Piura,18/01/2007
Xenofobia de Sullaneros
En
los últimos días se han dado cuestionamientos al alcalde de Sullana, por sus
preferencias para designar como funcionarios de su provincia a personas de
otros lugares. Él ha respondido que son "xenofóbicos" quienes critican esa
posición y ha puesto cualidades en ellos, que en su mayoría no han
demostrado.
Sobre la respuesta, antes de sentar
posición sobre este asunto, diré que la xenofobia significa odio y
repugnancia hacia los extranjeros y evidentemente es inaplicable para
sullaneros y piuranos, ambos integrantes de un mismo territorio y herencia
cultural. Por razones conceptuales quienes sienten la xenofobia no son "xenofóbicos"

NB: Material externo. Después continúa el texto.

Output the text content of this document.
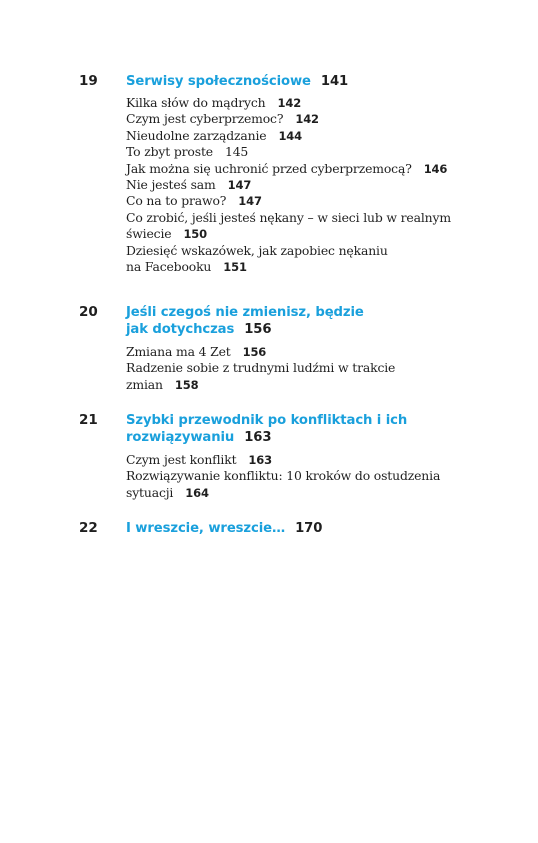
19 Serwisy społecznościowe 141
Kilka słów do mądrych 142
Czym jest cyberprzemoc? 142
Nieudolne zarządzanie 144
To zbyt proste 145
Jak można się uchronić przed cyberprzemocą? 146
Nie jesteś sam 147
Co na to prawo? 147
Co zrobić, jeśli jesteś nękany – w sieci lub w realnym
świecie 150
Dziesięć wskazówek, jak zapobiec nękaniu
na Facebooku 151
20 Jeśli czegoś nie zmienisz, będzie
jak dotychczas 156
Zmiana ma 4 Zet 156
Radzenie sobie z trudnymi ludźmi w trakcie
zmian 158
21 Szybki przewodnik po konfliktach i ich
rozwiązywaniu 163
Czym jest konflikt 163
Rozwiązywanie konfliktu: 10 kroków do ostudzenia
sytuacji 164
22 I wreszcie, wreszcie… 170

sino xenófobos. Aclarados los conceptos y a solicitud de nuestros lectores
damos algunas opiniones sobre la gestión municipal actual.
Evidentemente, los comentarios hacia
el nuevo alcalde no han sido favorables y muchos sienten ya a escasos días
que se equivocaron al elegir a un médico popular, pero sin conocimientos de
administración pública.
Existen dos motivos para esta
decepción inicial; el primero tiene que ver con la designación de su grupo
de trabajo. Bardales se ha empecinado en explicar lo inexplicable,
demostrando no tener argumentos para respuestas incómodas. Sería suficiente
que diga que, en uso de su derecho de designación, ha decidido contar con
tales y tales personas. Es obvio darse cuenta que en ningún momento evaluó
currículo alguno y más primó en las designaciones las preferencias hacia
personas de su entorno más inmediato.
El segundo está referido al orden en
el transporte urbano. Si de algo felicitaron a Karlos Bel y Policía fue por
implementar en diciembre medidas de restricción para los trimóviles. Lo
conveniente hubiera sido mantener esta regulación y no se hubiera presentado
problema alguno. Funcionarios más avistados, le hubieran recomendado, qué es
lo que debería haber hecho, para que la medida sea legal.
El retroceso era justificado. No
existía ordenanza alguna que prohibiera la circulación. Sin embargo, y aquí
nuestro punto de vista, Bardales no tiene la inteligencia suficiente para
urdir un mensaje adecuado y político. El salir señalando con el "dedo" a
subprefecto y Policía como responsables del hecho, desconociendo su
declaraciones previas, con la finalidad de congraciarse con un grueso sector
de conductores, lo mostró como un alcalde sin tino, inexperto y falto de autoridad.
Y quizá un tercer aspecto que es
preciso señalar, que deberá contemplar para el futuro de sus acciones, está
referido a la presencia inadecuada de su cónyuge en los asuntos municipales.
Sí él cree que ella puede ser un gran baluarte en su gestión, es entendible,
pero cada cosa en su lugar. Sullana elige a ciudadanos para cargos públicos
y los elegidos son quienes tienen la legitimidad para cumplir con sus
atribuciones y competencias.
Sobre el primer aspecto, creo que no
existe razones para descalificar a los piuranos designados. Debería haber
sido de una manera diferente, pero esa etapa ya pasó; por el bien de
Bardales, salvo que los hechos lo justifiquen por ahora no puede realizar
cambios sin haber dejado siquiera que sus elegidos actúen. Corresponde
a los sullaneros obviar si son piuranos o huaqueños, o castellanos, sino
evaluar con las acciones municipales cuánto de eficientes e idóneos son los
funcionarios escogidos. Si Bardales confía en
ellos, tendrá sus motivos y razones, que los sullaneros deberán apreciar en
resultados.
Respecto a la regulación del
transporte urbano, es urgente se haga algo y pronto. El temor hacia el
sector de "mototaxistas" no debe limitar que se emitan actos de gobierno,
para los cuales se encuentra facultado un Gobierno Local. Existe toda una
corriente ciudadana que respalda la medida de limitar el acceso de los
trimóviles hacia la ciudad.
Sullana espera mucho de su alcalde y
sus autoridades elegidas. Existe una agenda pendiente que deberá enfrentarse
decididamente, con capacidad y participación de todos los sullaneros y
también de quienes no lo son, pero que igual sienten sus problemas.
Por el momento, el tiempo
transcurrido es insuficiente para evaluar y censurar. Esperamos que este
proceso inicial, con errores y quizá nada de aciertos, condicionen las
acciones futuras en bien de la provincia de Sullana.